“Melville, have you ever been in Holland?”

“Why—yes,” I mumbled, taken aback at his sudden change of front. “I guess it’s tulip time there now, captain. And quite a different scene from all this ice that’s sprouting round us in the merry springtime here. Why?”

“I was there in the springtime once also,” parried the captain. “Lovely scene. I just wonder if we couldn’t make the scenery round here resemble Holland in the springtime a little better. You remember the tulips, eh, chief? Do you by any chance remember anything else in the Dutch landscape—some windmills, for instance?”

And then a great light dawned on me. I looked at my captain with added respect. What did the Dutch have all those thousands of windmills for except to meet the same problem we faced—to pump water!

“Ah, you see it, do you?” asked the captain, gratified. “Melville, can you rig up a windmill here to run our pumps?”

“Can do, brother!” I exclaimed enthusiastically. “I’ll turn to on it right away; before long you’ll see a windmill going round here in the Arctic to beat the Dutch!”

This job was rather intricate for our facilities, windmills not being exactly in a sailor’s line, but aided by Lee, machinist, and Dressler, blacksmith, we contrived it. Lee especially was a great help, which might seem somewhat surprising, for having been shot through both hips in the second day’s fighting while helping Grant drive back Beauregard at Shiloh, Lee was rather slow and unsteady on his feet. But there was nothing the matter with his hands and he soon had Dressler’s crude forgings turned up in our lathe into a crankshaft and connecting rods, so that by the time Sweetman had made the wooden arms of the windmill, we were ready to go. Paradoxically, the one thing which on a ship we were best prepared to furnish, the sails themselves, failed to work well on our first trial. The mill occasionally hung on the center because the heavy canvas sails sagged too much to hold the wind. Chipp, responsible for making the sails, watched them in pained silence, but having no canvas more suitable, soon rectified the matter in a novel manner. Sending Noros and Erichsen down on the ice, he had them collect some dozens of the empty meat cans littering the ice floes, and beating these out flat, he laced them together with wire, and soon had our mill-arms covered with fine metal sails! Impelled by these, our windmill, mounted on the starboard wing of the bridge, was soon rotating merrily and, connected by a special rig to a bilge pump in the fireroom, was pushing overboard in grand style all our leakage. So well did it work, that we quickly were enabled to shut down the steam cutter’s boiler, leaving only the little Baxter boiler going for distilling and in case the wind died down (which in the pack it rarely did) for unavoidable steam pumping.

So to our intense relief as spring drew on to its close, we got our coal consumption down again to 300 pounds a day, as it had been before that leak started to chew into our bunkers in such ravenous fashion. Which was a very fortunate thing for us, for with only sixty tons of coal left to go on, our days on the Jeannette would indeed otherwise have been numbered. Not least among the blessings which resulted was the improved cheerfulness of De Long at this success.
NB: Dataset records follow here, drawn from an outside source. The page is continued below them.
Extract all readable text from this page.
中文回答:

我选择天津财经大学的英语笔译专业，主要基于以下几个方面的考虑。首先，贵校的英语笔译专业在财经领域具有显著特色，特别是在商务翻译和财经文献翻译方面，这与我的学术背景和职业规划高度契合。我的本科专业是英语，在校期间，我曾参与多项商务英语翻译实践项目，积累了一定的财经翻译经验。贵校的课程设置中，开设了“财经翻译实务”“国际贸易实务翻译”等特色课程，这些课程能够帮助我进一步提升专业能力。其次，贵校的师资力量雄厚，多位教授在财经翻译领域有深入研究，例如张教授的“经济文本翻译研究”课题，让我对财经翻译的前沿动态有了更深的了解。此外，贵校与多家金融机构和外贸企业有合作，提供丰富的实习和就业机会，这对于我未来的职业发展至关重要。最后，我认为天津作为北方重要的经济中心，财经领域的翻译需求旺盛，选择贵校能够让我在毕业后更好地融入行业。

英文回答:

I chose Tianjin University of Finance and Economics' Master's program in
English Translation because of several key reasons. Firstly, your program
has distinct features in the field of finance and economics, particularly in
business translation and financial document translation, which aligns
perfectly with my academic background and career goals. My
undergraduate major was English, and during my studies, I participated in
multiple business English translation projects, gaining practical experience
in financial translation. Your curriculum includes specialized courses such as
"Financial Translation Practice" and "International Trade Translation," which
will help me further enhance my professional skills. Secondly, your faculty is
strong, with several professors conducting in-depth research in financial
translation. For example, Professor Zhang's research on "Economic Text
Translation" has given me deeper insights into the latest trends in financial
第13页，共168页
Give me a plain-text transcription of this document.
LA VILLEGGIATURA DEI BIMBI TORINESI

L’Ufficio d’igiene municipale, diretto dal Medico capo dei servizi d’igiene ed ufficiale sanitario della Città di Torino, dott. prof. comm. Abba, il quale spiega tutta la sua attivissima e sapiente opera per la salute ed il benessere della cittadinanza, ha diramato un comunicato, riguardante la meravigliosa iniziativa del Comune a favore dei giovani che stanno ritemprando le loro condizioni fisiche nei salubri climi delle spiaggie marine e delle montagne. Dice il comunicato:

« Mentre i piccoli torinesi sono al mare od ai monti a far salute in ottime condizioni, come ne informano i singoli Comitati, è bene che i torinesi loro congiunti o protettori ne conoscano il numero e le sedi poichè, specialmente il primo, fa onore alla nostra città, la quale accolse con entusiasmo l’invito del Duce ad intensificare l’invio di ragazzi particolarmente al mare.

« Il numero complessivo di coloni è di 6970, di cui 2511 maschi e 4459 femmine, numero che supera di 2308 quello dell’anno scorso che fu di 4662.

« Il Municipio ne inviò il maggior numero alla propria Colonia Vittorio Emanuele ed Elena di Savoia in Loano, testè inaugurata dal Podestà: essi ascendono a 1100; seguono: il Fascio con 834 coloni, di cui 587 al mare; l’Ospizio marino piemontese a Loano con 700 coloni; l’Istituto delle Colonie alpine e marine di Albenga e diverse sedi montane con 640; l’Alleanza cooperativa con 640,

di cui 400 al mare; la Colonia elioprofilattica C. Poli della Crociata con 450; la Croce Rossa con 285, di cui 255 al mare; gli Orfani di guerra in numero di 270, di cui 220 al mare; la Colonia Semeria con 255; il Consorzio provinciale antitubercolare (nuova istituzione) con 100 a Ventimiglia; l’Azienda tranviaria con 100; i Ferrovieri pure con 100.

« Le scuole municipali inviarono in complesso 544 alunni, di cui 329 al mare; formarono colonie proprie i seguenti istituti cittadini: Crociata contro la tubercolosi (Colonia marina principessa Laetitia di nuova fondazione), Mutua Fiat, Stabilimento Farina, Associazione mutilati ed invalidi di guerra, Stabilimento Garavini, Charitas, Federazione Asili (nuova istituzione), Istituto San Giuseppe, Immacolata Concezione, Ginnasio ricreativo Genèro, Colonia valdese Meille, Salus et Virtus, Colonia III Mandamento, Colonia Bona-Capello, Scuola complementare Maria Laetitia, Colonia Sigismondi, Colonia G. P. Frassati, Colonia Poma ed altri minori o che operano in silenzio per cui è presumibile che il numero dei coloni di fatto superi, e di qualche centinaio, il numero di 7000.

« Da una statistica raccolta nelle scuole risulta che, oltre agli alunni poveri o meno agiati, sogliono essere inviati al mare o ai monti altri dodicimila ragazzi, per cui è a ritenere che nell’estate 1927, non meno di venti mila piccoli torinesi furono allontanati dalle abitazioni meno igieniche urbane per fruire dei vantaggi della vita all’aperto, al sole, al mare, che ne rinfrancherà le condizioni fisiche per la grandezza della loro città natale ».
He once more began to have some hope that when the ice broke up, we would have coal enough to do some exploring, so that he might again without too much shame on his return face our sponsor’s sister, Miss Bennett, the ship’s godmother, the “Jeannette” whose name we bore.

As the long days dragged out under the May sun, we eagerly watched the floes, noting with satisfaction the increasing number of rivulets coursing toward every crack and hole in the pack, and how under the intense sunlight, the cinders and ashes about the ship fairly seemed to burrow their way down into the snow. (Watching the striking manner in which everything dark soaked up the sunshine and settled, De Long half-humorously suggested that we all take a day off and pray for some miracle which might make all the snow and ice about us black and thus hasten its disappearance.)

And so we came to May 31, to our discouragement still held in the unbroken pack which, as measurements close about us showed, was still four feet thick. We decided to defer the day of our liberation to July 1, giving the sun another month to work on the ice. But to damp our spirits, June 1, the first day of summer as we reckoned it, opened in a snow storm which continued through June 2 also, accompanied by a heavy gale which drove the snow, soft and mushy now, along in horizontal sheets.